Word X: Autonumbering features

Posted by Pierre Igot in: Macintosh
June 13th, 2003 • 12:03 am

Only one thing to say: Don’t use them. Ever.

They must be one of the most badly broken things in Word in its current incarnation. And that’s saying something.

I just spent an hour trying to fix numbering issues in a document I created by putting together various documents created by my wife. She has the automatic outline numbering feature for her “Heading” styles turned on by default — but I am definitely going to wean her from it now. This thing is just a nightmare. It really behaves as if it has a mind of its own. You can put two consecutive headings in the same style whose definition includes automatic numbering, and ask Word to restart the numbering of the first at “1”, and then the second one starts at “6”! Or the reverse. You tell Word to restart numbering at one, and it says it does, but it still stuck at “7”. Geez.

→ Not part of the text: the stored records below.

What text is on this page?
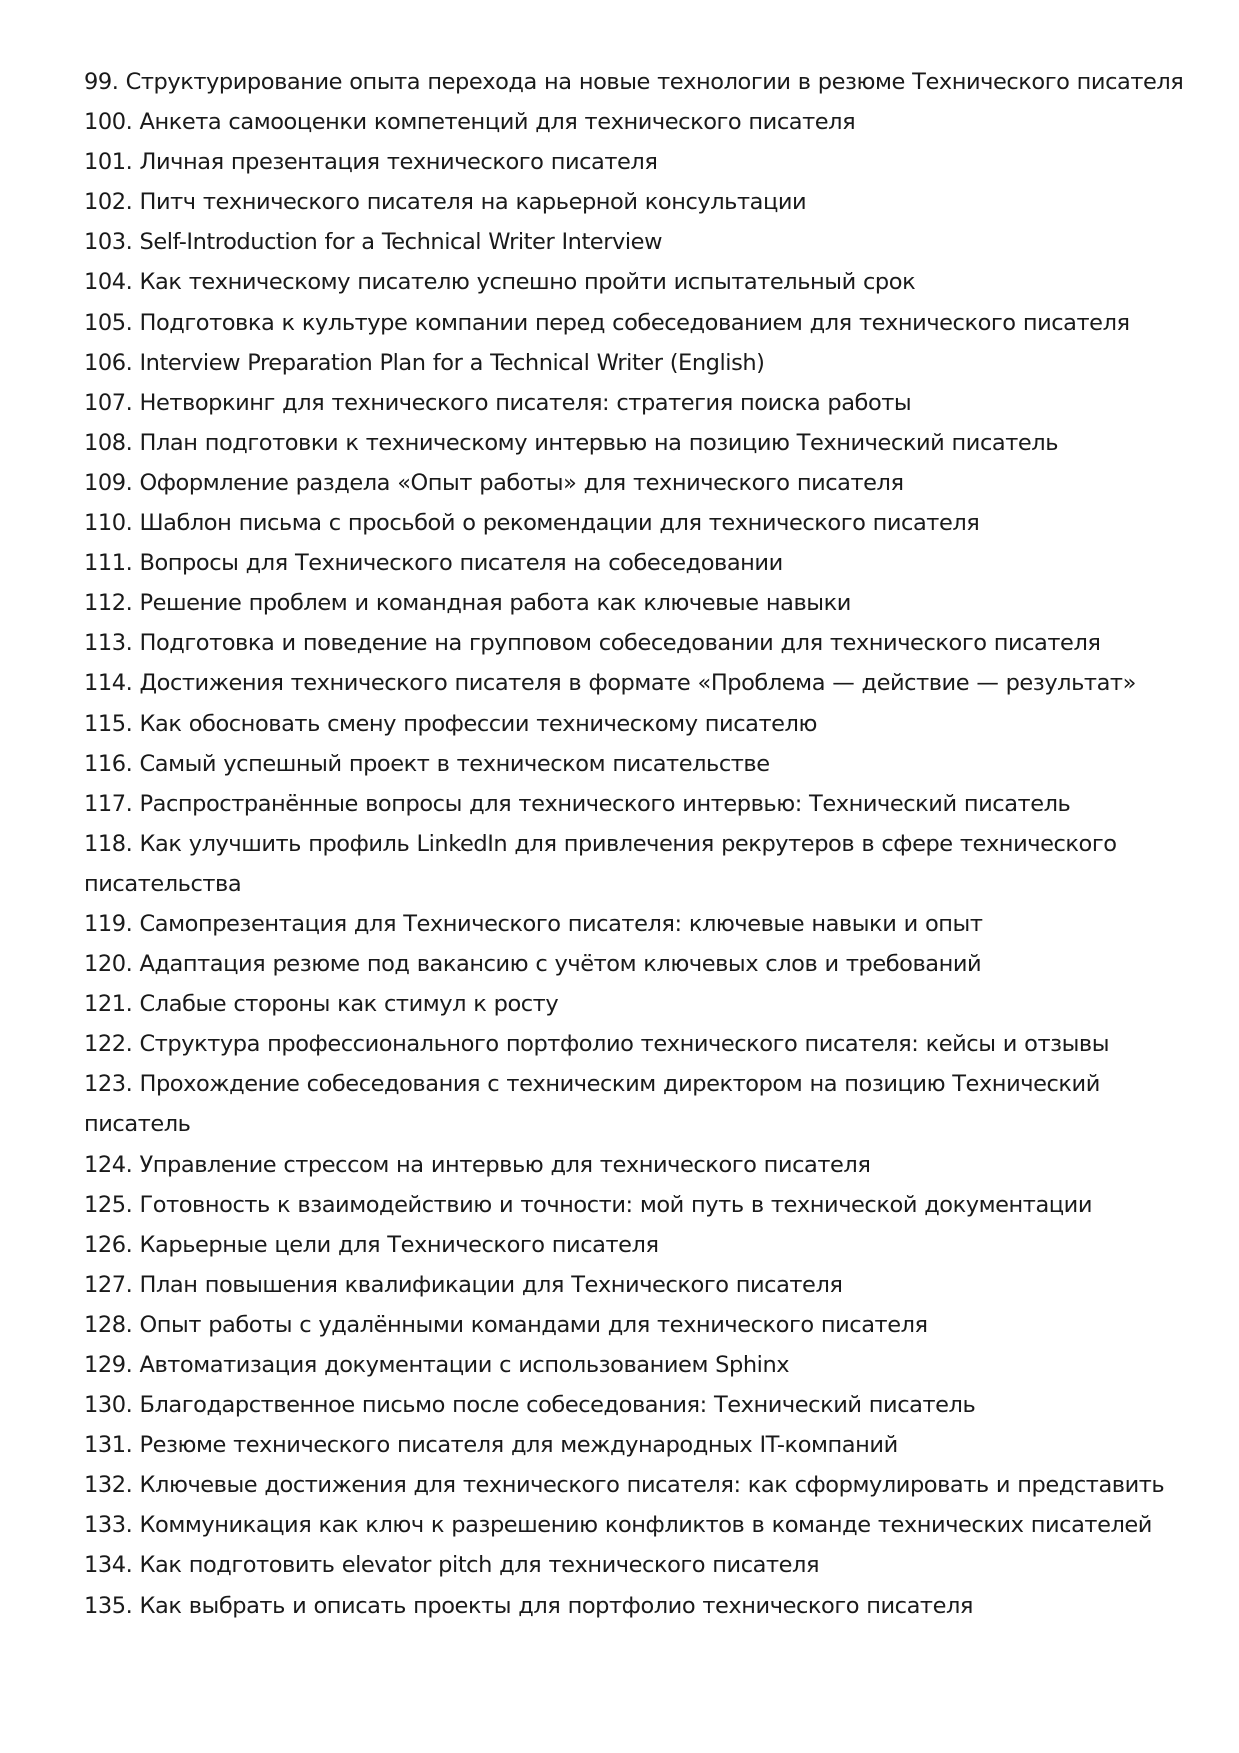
99. Структурирование опыта перехода на новые технологии в резюме Технического писателя

100. Анкета самооценки компетенций для технического писателя

101. Личная презентация технического писателя

102. Питч технического писателя на карьерной консультации

103. Self-Introduction for a Technical Writer Interview

104. Как техническому писателю успешно пройти испытательный срок

105. Подготовка к культуре компании перед собеседованием для технического писателя

106. Interview Preparation Plan for a Technical Writer (English)

107. Нетворкинг для технического писателя: стратегия поиска работы

108. План подготовки к техническому интервью на позицию Технический писатель

109. Оформление раздела «Опыт работы» для технического писателя

110. Шаблон письма с просьбой о рекомендации для технического писателя

111. Вопросы для Технического писателя на собеседовании

112. Решение проблем и командная работа как ключевые навыки

113. Подготовка и поведение на групповом собеседовании для технического писателя

114. Достижения технического писателя в формате «Проблема — действие — результат»

115. Как обосновать смену профессии техническому писателю

116. Самый успешный проект в техническом писательстве

117. Распространённые вопросы для технического интервью: Технический писатель

118. Как улучшить профиль LinkedIn для привлечения рекрутеров в сфере технического писательства

119. Самопрезентация для Технического писателя: ключевые навыки и опыт

120. Адаптация резюме под вакансию с учётом ключевых слов и требований

121. Слабые стороны как стимул к росту

122. Структура профессионального портфолио технического писателя: кейсы и отзывы

123. Прохождение собеседования с техническим директором на позицию Технический писатель

124. Управление стрессом на интервью для технического писателя

125. Готовность к взаимодействию и точности: мой путь в технической документации

126. Карьерные цели для Технического писателя

127. План повышения квалификации для Технического писателя

128. Опыт работы с удалёнными командами для технического писателя

129. Автоматизация документации с использованием Sphinx

130. Благодарственное письмо после собеседования: Технический писатель

131. Резюме технического писателя для международных IT-компаний

132. Ключевые достижения для технического писателя: как сформулировать и представить

133. Коммуникация как ключ к разрешению конфликтов в команде технических писателей

134. Как подготовить elevator pitch для технического писателя

135. Как выбрать и описать проекты для портфолио технического писателя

This stuff is simply unbelievably bad. Even MVP John McGhie over at mvps.org acknowledges it:

Let me warn you: this subject is a real brain-breaker. You can use Word very successfully and professionally without ever knowing or understanding this stuff. I wrote it for the real masochists among us who just have to know how it works. 

When it comes to automatic numbering (or bullets, for that matter) in Word, it’s very much a case of the developers HAVING totally lost control over their creation. I guess we need to create a new software category for this: Frankenware.

Good grief.

My solution: Create a set of “List” styles with the proper negative indents and left indents, and number all your lists manually. The time you’ll waste renumbering things in case of changes to the contents of your lists is nothing next to the time you’ll waste trying to understand Word’s automatic numbering features or to fix problems that they created.

My actual solution is a bit more complex. I have a macro that automatically goes down one level when I press cmd-return at the end of a list item instead of return (and applies “Keep with Next” to the item). Cmd-shift-return goes back up one level (and applies a “Level X – Last Item” style to the last item before going back up, so that I can have extra spacing at the end of a list of items before going back up one level).

It sounds a bit complicated, but it really isn’t, and it works. And it’s much safer than Word’s automatic numbering (or bullets). When it comes to formatted lists, Word is pure evil.